When it opened a year ago, Pike Street Fish Fry on Capitol Hill pomised to revolutionize the tired Seattle fish & chips scene. Lightly battered veggies, fresh fish, oysters, shrimp, homemade dipping sauces, snappy fries. And for a time, they did. We've enjoyed several quick meals at this (literal) hole-in-the-wall on Capitol Hill and at Moe Bar next door.
That was then. But turnover has been high and management supervision lax. (Co-owner Mike McConnell's been busy, starting up Via Tribunali stores in Fremont, Georgetown and Belltown.) The fourth kitchen manager confessed yesterday that the original peanut oil has given way to tired vegetable oil.

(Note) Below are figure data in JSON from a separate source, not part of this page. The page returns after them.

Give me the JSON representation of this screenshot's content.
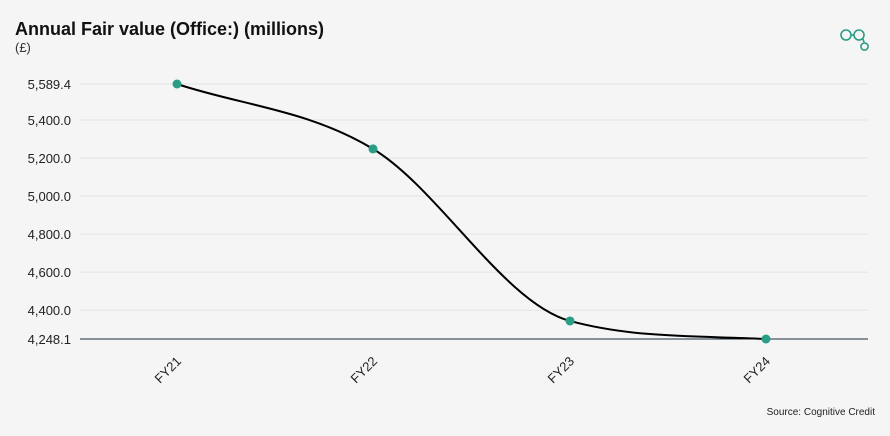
{
  "header": {
    "title": "Annual Fair value (Office:) (millions)",
    "subtitle": "(£)"
  },
  "footer": {
    "source": "Source: Cognitive Credit"
  },
  "logo": {
    "icon": "cognitive-credit-logo-icon",
    "color": "#2a9d86"
  },
  "colors": {
    "point": "#2a9d86",
    "line": "#000000",
    "baseline": "#1c2b3a",
    "grid": "#e4e4e4"
  },
  "chart_data": {
    "type": "line",
    "smooth": true,
    "categories": [
      "FY21",
      "FY22",
      "FY23",
      "FY24"
    ],
    "values": [
      5589.4,
      5248.0,
      4343.0,
      4248.1
    ],
    "yticks": [
      4248.1,
      4400.0,
      4600.0,
      4800.0,
      5000.0,
      5200.0,
      5400.0,
      5589.4
    ],
    "ytick_labels": [
      "4,248.1",
      "4,400.0",
      "4,600.0",
      "4,800.0",
      "5,000.0",
      "5,200.0",
      "5,400.0",
      "5,589.4"
    ],
    "ylim": [
      4248.1,
      5589.4
    ],
    "grid": true,
    "title": "Annual Fair value (Office:) (millions)",
    "ylabel": "(£)",
    "xlabel": ""
  }
}
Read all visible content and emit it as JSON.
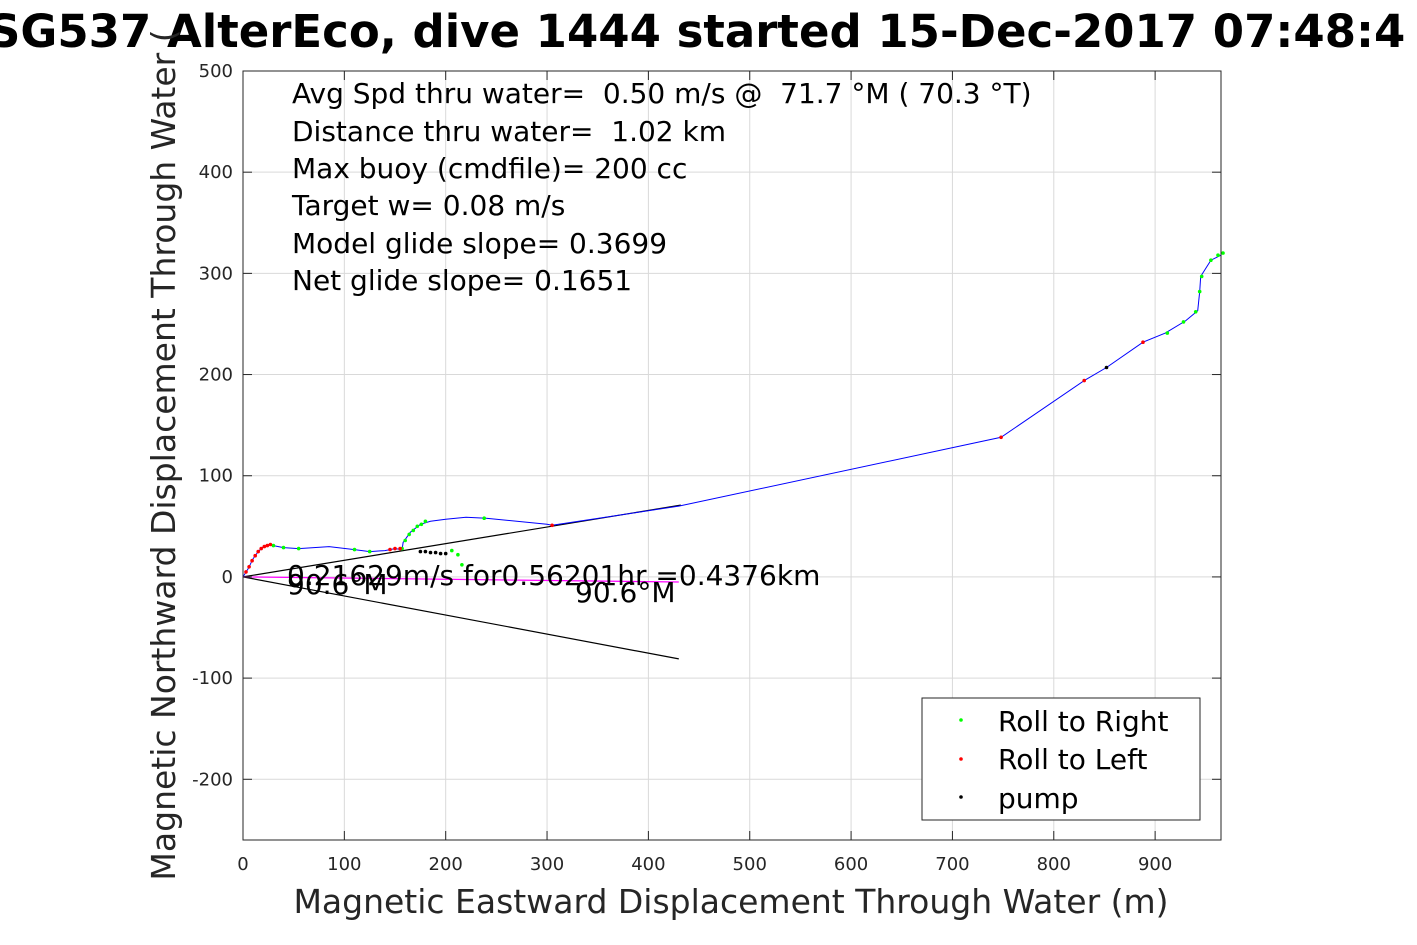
{
  "chart_data": {
    "type": "scatter",
    "title": "SG537 AlterEco, dive 1444 started 15-Dec-2017 07:48:4",
    "xlabel": "Magnetic Eastward Displacement Through Water (m)",
    "ylabel": "Magnetic Northward Displacement Through Water (",
    "xlim": [
      0,
      965
    ],
    "ylim": [
      -260,
      500
    ],
    "xticks": [
      0,
      100,
      200,
      300,
      400,
      500,
      600,
      700,
      800,
      900
    ],
    "yticks": [
      500,
      400,
      300,
      200,
      100,
      0,
      -100,
      -200
    ],
    "grid": true,
    "legend_position": "bottom-right",
    "stats": [
      "Avg Spd thru water=  0.50 m/s @  71.7 °M ( 70.3 °T)",
      "Distance thru water=  1.02 km",
      "Max buoy (cmdfile)= 200 cc",
      "Target w= 0.08 m/s",
      "Model glide slope= 0.3699",
      "Net glide slope= 0.1651"
    ],
    "annotations": {
      "current": "0.21629m/s for0.56201hr =0.4376km",
      "heading_left": "90.6°M",
      "heading_right": "90.6°M"
    },
    "colors": {
      "track": "#0000ff",
      "current_track": "#ff00ff",
      "roll_right": "#00ff00",
      "roll_left": "#ff0000",
      "pump": "#000000",
      "reference_lines": "#000000"
    },
    "track": [
      [
        0,
        0
      ],
      [
        5,
        8
      ],
      [
        10,
        18
      ],
      [
        15,
        25
      ],
      [
        20,
        30
      ],
      [
        25,
        32
      ],
      [
        30,
        31
      ],
      [
        40,
        29
      ],
      [
        55,
        28
      ],
      [
        85,
        30
      ],
      [
        110,
        27
      ],
      [
        125,
        25
      ],
      [
        140,
        26
      ],
      [
        150,
        28
      ],
      [
        157,
        27
      ],
      [
        158,
        34
      ],
      [
        165,
        44
      ],
      [
        175,
        52
      ],
      [
        185,
        55
      ],
      [
        200,
        57
      ],
      [
        220,
        59
      ],
      [
        240,
        58
      ],
      [
        300,
        52
      ],
      [
        305,
        51
      ],
      [
        430,
        70
      ],
      [
        748,
        138
      ],
      [
        830,
        194
      ],
      [
        852,
        207
      ],
      [
        888,
        232
      ],
      [
        910,
        241
      ],
      [
        930,
        253
      ],
      [
        942,
        263
      ],
      [
        944,
        282
      ],
      [
        945,
        297
      ],
      [
        955,
        313
      ],
      [
        965,
        318
      ]
    ],
    "current_track": [
      [
        0,
        0
      ],
      [
        430,
        -5
      ]
    ],
    "reference_lines": [
      [
        [
          0,
          0
        ],
        [
          432,
          71
        ]
      ],
      [
        [
          0,
          0
        ],
        [
          430,
          -81
        ]
      ]
    ],
    "series": [
      {
        "name": "Roll to Right",
        "points": [
          [
            30,
            31
          ],
          [
            40,
            29
          ],
          [
            55,
            28
          ],
          [
            110,
            27
          ],
          [
            125,
            25
          ],
          [
            157,
            28
          ],
          [
            160,
            36
          ],
          [
            164,
            42
          ],
          [
            168,
            46
          ],
          [
            172,
            50
          ],
          [
            176,
            52
          ],
          [
            180,
            55
          ],
          [
            238,
            58
          ],
          [
            206,
            26
          ],
          [
            212,
            22
          ],
          [
            216,
            12
          ],
          [
            912,
            241
          ],
          [
            928,
            252
          ],
          [
            940,
            262
          ],
          [
            944,
            282
          ],
          [
            946,
            297
          ],
          [
            955,
            313
          ],
          [
            962,
            318
          ],
          [
            967,
            320
          ]
        ]
      },
      {
        "name": "Roll to Left",
        "points": [
          [
            3,
            5
          ],
          [
            6,
            10
          ],
          [
            9,
            16
          ],
          [
            12,
            21
          ],
          [
            15,
            25
          ],
          [
            18,
            28
          ],
          [
            21,
            30
          ],
          [
            24,
            31
          ],
          [
            27,
            32
          ],
          [
            145,
            27
          ],
          [
            150,
            28
          ],
          [
            155,
            28
          ],
          [
            305,
            51
          ],
          [
            748,
            138
          ],
          [
            830,
            194
          ],
          [
            888,
            232
          ]
        ]
      },
      {
        "name": "pump",
        "points": [
          [
            175,
            25
          ],
          [
            180,
            25
          ],
          [
            185,
            24
          ],
          [
            190,
            24
          ],
          [
            195,
            23
          ],
          [
            200,
            23
          ],
          [
            852,
            207
          ]
        ]
      }
    ]
  }
}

And clearly the batter has changed as well. Sadly, vegetable oil doesn't produce the same lightness of flavor because it can't get as hot as peanut oil without turning everything it touches a dark, unappetizing shade of brown.
Worse, perhaps, is the disappearance of wine from the list of beverage choices. All you get now is Newscastle brown ale (fine) and Oly (but why?). Everything tasted the same, and unappetizingly greasy at that. The dipping sauces followed suit, just gooey.
A sure sign of neglect: the restaurant's blog, whose most recent entry is August 1, 2008.